Ekmen, yap-işlet-devret modelindeki hukuki süreçleri gündeme getirdi

Genel Kurul’da söz alan Yeni Yol Partisi Grup Başkanvekili Mehmet Emin Ekmen de yap-işlet-devret modeliyle gerçekleştirilen devlet projelerine ve bu projelerin bütçeye etkilerine ilişkin değerlendirmelerde bulundu. Ekmen, partisinin bu modeli ilkesel olarak doğru bulduğunu ancak projelendirme, finansman ve uygulama süreçlerinde ciddi sorunlar görüldüğünü söyledi.

Karayolları Genel Müdürlüğü’ne ayrılan bütçe içinde garanti ödemelerindeki artışa dikkat çeken Ekmen, “2019 yılında otoyol ve köprüler için sadece 5,1 milyar lira garanti ödeme yapılmışken bu yıl bu miktar 101 milyar liraya ulaşmıştır” dedi. Bu garanti ödemelerinin kadın, gençlik, hukuk ve çiftçi için ayrılan bütçeden daha yüksek olduğuna işaret eden Ekmen, 2028 yılında garanti ödemelerinin 150 milyar liraya çıkmasının, üç yıl içinde ise toplam 370 milyar liraya ulaşacağının öngörüldüğünü belirtti. Ekmen, şöyle devam etti:

“Cari transfer kalemi altında gözüken bu dev ödemeler vatandaşın vergilerinden karşılanmakta. Sosyal politika, eğitim, sağlık gibi kalemlere bütçe aktarımı yerine maalesef bütçemiz bu kalemlerde Türkiye’de getirilmektedir. Köprülerden havaalanlarına, limanlardan Kanal İstanbul’a kadar birçok yerde gördüğümüz garanti ödemeli bu projelerde bir başka sorun da şudur, bu projelerin tamamının hukuk süreçleri tahkim mahkemeleri olarak Londra’ya bağlanmıştır. Biz daha geçen hafta burada oto galericilerden ve emlakçılardan yıllık ek ödenek aldık. Fakat merak ediyorum Sayın Bakanım, biz bütçeye para ayırırken bu yıl 101 milyar euro ödeyeceğimiz bu projelerin Türk müteahhitlerden herhangi biri masaya davet edilerek bu proje içerisinde belli bir alacağının feragat edilmesi teklif edilmiş midir? Bütçemizin ana kaynağı buralara harcanıyorken bizim oto galericilerden, emlakçılardan alacağımız ödenekle bu kapatılmaz.

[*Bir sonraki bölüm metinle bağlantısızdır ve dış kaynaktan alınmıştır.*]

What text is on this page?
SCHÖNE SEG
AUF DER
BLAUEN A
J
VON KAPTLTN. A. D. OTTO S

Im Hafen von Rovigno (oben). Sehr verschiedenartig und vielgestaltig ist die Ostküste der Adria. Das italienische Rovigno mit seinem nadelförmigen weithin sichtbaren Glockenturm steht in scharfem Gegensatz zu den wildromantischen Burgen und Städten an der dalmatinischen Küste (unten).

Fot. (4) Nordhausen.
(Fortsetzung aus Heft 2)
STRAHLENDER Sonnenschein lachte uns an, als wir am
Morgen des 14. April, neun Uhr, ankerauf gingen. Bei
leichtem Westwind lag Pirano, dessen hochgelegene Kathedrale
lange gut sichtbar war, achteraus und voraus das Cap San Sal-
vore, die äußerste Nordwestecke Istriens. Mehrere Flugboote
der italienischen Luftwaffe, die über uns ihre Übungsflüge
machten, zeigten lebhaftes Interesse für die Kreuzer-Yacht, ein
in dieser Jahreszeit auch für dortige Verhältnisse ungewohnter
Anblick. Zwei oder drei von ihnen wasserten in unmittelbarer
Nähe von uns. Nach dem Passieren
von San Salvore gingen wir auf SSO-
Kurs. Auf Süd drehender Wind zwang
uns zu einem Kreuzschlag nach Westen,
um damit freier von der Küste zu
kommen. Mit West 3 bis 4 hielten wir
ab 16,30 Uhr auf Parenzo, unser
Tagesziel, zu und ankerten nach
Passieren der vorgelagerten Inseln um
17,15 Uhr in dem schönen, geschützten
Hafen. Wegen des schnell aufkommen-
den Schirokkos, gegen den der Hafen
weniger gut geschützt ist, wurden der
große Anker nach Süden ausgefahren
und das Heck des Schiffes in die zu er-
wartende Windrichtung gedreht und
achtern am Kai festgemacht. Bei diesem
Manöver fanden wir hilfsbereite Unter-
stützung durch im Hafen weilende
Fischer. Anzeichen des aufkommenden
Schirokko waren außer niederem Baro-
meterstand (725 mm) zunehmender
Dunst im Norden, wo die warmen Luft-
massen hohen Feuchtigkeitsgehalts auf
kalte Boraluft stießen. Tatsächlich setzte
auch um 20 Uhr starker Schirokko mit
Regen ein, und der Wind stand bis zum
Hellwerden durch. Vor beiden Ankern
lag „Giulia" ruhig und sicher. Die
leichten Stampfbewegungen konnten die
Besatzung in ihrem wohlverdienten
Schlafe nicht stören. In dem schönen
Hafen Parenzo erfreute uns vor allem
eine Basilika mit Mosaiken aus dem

Çağırın bu müteahhitleri masaya. Hem projeyi, hem finansmanı, bunlar dünyada devletlerden en çok ihale alan müteahhitler olarak bilinen müteahhitlerdir. Acaba bu aklımıza mı gelmiyor? Buna cesaret mi yapıyorsunuz? Yoksa müteahhitlerin buradan elde ettiği gelirlerin kar dağılımına mı dokunamıyorsunuz? Bütün bu konuları dikkate aldığımızda bu garanti ödemeli müteahhitlerin kendi alacaklarını feragat etmesi noktasında hiç olmazsa siyasi bir taleple karşılaşmaları gerektiği açıktır.”

Ergin: “Faiz ödemelerine ayrılan 2 trilyon 742 milyar lira, 2026 bütçesinin yüzde 14’üne tekabül ediyor”

Yeni Yol Partisi Ankara Milletvekili Sadullah Ergin, bütçenin sahadaki ekonomik sorunlara çözüm üretmekten uzak olduğunu belirterek, “Kâğıt üzerinde büyüyen rakamlar, esnafın, memurun, emeklinin, sanayicinin, çiftçinin yaşadığı sıkıntıları maalesef gidermiyor” dedi.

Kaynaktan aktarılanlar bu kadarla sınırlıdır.